Di Kendeng bagian barat satuan ini tersingkap luas antara Trinil dan Ngawi. Di
Mandala Kendeng yaitu daerah Sangiran, Formasi Pucangan berkembang sebagai
fasies vulkanik dan fasies lempung hitam. Fasies vulkaniknya berkembang sebagai
endapan lahar yang menumpang diatas formasi Kalibeng. Fasies lempung hitamnya
berkembang dari fasies laut, air payau hingga air tawar. Di bagian bawah dari
lempung hitam ini sering dijumpai adanya fosil diatomae dengan sisipan lapisan
tipis yang mengandung foraminifera bentonik penciri laut dangkal. Semakin ke
atas akan menunjukkan kondisi pengendapan air tawar yang dicirikan dengan
adanya fosil moluska penciri air tawar.
5.
Formasi
Kabuh
Formasi ini mempunyai lokasi tipe di desa Kabuh, Kec. Kabuh,
Jombang. Formasi ini tersusun oleh batupasir dengan material non vulkanik
antara lain kuarsa, berstruktur silang siur dengan sisipan konglomerat,
mengandung moluska air tawar dan fosil-fosil vertebrata. Formasi ini mempunyai
penyebaran geografis yang luas. Di daerah Kendeng barat formasi ini tersingkap
di kubah Sangiran sebagai batupasir silang siur dengan sisipan konglomerat dan
tuf setebal 100 meter. Batuan ini diendapkan fluvial dimana terdapat struktur
silang siur, maupun merupakan endapan danau karena terdpaat moluska air tawar
seperti yang dijumpai di Trinil.
6.
Formasi
Notopuro
Formasi ini mempunyai lokasi tipe di desa Notopuro, Timur
Laut Saradan, Madiun yang saat ini telah dijadikan waduk. Formasi ini terdiri
atas batuan tuf berselingan dengan batupasir tufaan, breksi lahar dan
konglomerat vulkanik. Makin keatas sisipan batupasir tufaan semakin banyak.

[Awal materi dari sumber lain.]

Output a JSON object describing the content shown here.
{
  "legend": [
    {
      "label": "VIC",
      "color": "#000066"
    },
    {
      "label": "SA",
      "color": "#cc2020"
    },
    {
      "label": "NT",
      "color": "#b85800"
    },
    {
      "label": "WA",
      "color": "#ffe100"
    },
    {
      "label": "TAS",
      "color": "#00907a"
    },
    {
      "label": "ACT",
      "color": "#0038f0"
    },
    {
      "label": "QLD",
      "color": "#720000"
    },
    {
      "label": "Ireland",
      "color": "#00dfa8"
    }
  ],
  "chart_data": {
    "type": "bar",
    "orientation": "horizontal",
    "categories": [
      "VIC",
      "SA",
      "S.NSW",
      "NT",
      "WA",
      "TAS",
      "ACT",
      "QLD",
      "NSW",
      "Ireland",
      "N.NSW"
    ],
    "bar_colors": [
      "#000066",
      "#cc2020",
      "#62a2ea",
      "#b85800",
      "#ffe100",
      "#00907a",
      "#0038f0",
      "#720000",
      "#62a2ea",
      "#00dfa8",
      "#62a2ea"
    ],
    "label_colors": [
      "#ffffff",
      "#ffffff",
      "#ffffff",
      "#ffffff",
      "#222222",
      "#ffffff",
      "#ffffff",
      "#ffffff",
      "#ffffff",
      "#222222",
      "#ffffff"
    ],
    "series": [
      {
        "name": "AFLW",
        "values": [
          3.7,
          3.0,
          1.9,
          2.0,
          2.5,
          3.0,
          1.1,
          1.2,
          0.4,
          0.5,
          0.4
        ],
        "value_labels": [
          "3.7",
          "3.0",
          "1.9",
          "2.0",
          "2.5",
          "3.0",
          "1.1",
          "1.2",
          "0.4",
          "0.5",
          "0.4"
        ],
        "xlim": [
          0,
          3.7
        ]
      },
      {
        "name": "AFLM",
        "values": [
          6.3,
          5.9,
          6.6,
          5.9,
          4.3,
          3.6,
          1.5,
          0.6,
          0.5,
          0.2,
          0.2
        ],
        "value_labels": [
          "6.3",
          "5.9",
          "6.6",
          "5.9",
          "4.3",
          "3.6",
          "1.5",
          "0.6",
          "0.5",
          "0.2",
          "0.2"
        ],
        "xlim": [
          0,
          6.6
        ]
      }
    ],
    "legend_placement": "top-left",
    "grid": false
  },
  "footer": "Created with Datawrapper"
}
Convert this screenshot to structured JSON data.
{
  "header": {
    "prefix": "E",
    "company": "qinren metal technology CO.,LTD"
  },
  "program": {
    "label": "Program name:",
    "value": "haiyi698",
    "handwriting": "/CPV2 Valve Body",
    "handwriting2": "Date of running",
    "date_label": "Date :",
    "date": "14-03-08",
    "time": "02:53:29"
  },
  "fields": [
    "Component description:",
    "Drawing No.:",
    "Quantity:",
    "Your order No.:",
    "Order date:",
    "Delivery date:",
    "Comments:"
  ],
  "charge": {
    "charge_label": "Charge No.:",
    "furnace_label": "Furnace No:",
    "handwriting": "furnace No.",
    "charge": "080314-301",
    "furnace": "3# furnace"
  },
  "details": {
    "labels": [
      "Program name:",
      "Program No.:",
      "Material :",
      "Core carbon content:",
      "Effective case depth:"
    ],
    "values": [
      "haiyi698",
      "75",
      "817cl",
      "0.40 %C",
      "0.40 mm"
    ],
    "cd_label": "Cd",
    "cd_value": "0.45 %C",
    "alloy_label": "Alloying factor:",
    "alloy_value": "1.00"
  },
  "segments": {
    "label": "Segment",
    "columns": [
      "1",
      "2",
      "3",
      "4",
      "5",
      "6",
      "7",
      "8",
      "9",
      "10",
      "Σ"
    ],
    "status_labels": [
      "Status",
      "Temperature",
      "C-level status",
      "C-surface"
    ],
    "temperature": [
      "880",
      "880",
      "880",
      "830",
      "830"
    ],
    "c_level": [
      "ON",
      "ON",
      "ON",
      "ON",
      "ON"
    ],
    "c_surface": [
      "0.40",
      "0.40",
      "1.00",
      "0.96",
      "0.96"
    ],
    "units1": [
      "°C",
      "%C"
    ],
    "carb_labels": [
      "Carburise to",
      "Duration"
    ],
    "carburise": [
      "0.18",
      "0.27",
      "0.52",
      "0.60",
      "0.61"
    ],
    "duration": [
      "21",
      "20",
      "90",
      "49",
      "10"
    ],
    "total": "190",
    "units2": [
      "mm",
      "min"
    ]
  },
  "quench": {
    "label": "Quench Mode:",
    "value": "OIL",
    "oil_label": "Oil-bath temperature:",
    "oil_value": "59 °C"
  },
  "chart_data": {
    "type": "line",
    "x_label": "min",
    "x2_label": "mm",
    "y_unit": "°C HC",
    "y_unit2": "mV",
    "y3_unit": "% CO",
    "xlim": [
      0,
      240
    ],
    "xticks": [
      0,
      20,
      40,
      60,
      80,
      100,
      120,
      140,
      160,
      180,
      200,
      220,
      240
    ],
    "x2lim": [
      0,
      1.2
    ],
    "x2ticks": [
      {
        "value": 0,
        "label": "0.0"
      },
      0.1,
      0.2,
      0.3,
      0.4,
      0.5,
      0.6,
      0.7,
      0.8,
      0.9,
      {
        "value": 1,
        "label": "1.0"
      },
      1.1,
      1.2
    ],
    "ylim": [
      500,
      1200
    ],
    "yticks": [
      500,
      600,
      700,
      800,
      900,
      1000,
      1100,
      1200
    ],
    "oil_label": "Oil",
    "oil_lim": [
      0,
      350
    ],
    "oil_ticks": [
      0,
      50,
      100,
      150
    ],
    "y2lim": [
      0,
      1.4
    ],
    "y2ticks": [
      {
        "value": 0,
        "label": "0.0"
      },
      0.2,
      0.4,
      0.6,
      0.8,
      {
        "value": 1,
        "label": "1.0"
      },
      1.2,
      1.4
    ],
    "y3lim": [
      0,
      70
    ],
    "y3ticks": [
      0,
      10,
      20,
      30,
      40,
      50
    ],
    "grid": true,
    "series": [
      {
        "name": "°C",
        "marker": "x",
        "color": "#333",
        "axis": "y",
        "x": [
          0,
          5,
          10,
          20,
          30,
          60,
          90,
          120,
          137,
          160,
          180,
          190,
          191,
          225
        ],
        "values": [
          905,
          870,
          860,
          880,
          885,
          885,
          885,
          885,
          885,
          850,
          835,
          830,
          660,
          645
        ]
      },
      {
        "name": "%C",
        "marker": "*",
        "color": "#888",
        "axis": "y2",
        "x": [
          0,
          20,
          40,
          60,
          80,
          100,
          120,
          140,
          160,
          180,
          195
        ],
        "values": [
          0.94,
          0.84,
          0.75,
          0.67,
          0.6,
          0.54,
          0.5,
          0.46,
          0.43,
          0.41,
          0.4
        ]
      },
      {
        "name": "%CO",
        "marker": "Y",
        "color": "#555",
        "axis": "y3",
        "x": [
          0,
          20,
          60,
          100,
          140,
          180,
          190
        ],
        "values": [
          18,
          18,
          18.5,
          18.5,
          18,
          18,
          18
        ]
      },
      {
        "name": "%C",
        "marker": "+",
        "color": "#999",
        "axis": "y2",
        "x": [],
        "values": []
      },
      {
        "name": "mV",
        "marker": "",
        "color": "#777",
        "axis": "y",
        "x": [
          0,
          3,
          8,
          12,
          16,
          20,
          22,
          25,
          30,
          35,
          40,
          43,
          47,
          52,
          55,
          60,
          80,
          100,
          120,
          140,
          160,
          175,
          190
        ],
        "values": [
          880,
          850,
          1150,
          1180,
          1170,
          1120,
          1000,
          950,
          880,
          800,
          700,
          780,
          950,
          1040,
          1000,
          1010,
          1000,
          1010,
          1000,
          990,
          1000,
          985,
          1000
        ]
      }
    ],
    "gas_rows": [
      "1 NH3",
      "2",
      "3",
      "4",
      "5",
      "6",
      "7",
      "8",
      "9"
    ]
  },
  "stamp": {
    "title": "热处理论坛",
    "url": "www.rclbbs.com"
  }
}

Sisipan atau lensa-lensa breksi volkanik dengan fragmen kerakal terdiri dari
andesit dan batuapung juga ditemukan yang merupakan cirri formasi Notopuro.
Formasi ini terendapkan secara selaras diatas formasi Kabuh, tersebar sepanjang
Pegunungan Kendeng dengan ketebalan lebih dari 240 meter. Umur dari formasi ini
adalah Plistosen akhir dan merupakan endapan lahar di daratan.
7.
Endapan
undak Bengawan Solo
Endapan ini terdiri dari konglomerat polimik dengan fragmen
napal dan andesit disamping endapan batupasir yang mengandung fosil-fosil
vertebrata. di daerah Brangkal dan Sangiran, endapan undak tersingkap baik
sebagai konglomerat dan batupasir andesit yang agak terkonsolidasi dan
menumpang di atas bidang erosi pada Formasi Kabuh maupun Notopuro.
3. Struktur Geologi Regional
Deformasi
pertama pada Zona Kendeng terjadi pada akhir Pliosen (Plio – Plistosen),
deformasi merupakan manifestasi dari zona konvergen pada konsep tektonik
lempeng dimana diakibatkan oleh gaya kompresi berarah relatif utara – selatan
dengan tipe formasi berupa ductile yang pada fase terakhirnya berubah menjadi
deformasi brittle berupa pergeseran blok – blok dasar cekungan Zona Kendeng.
Intensitas gaya kompresi semakin besar ke arah bagian barat Zona Kendeng yang
menyebabkan banyak dijumpai lipatan dan sesar naik dimana banyak zona sesar
naik juga merupakan kontak antara formasi atau anggota formasi.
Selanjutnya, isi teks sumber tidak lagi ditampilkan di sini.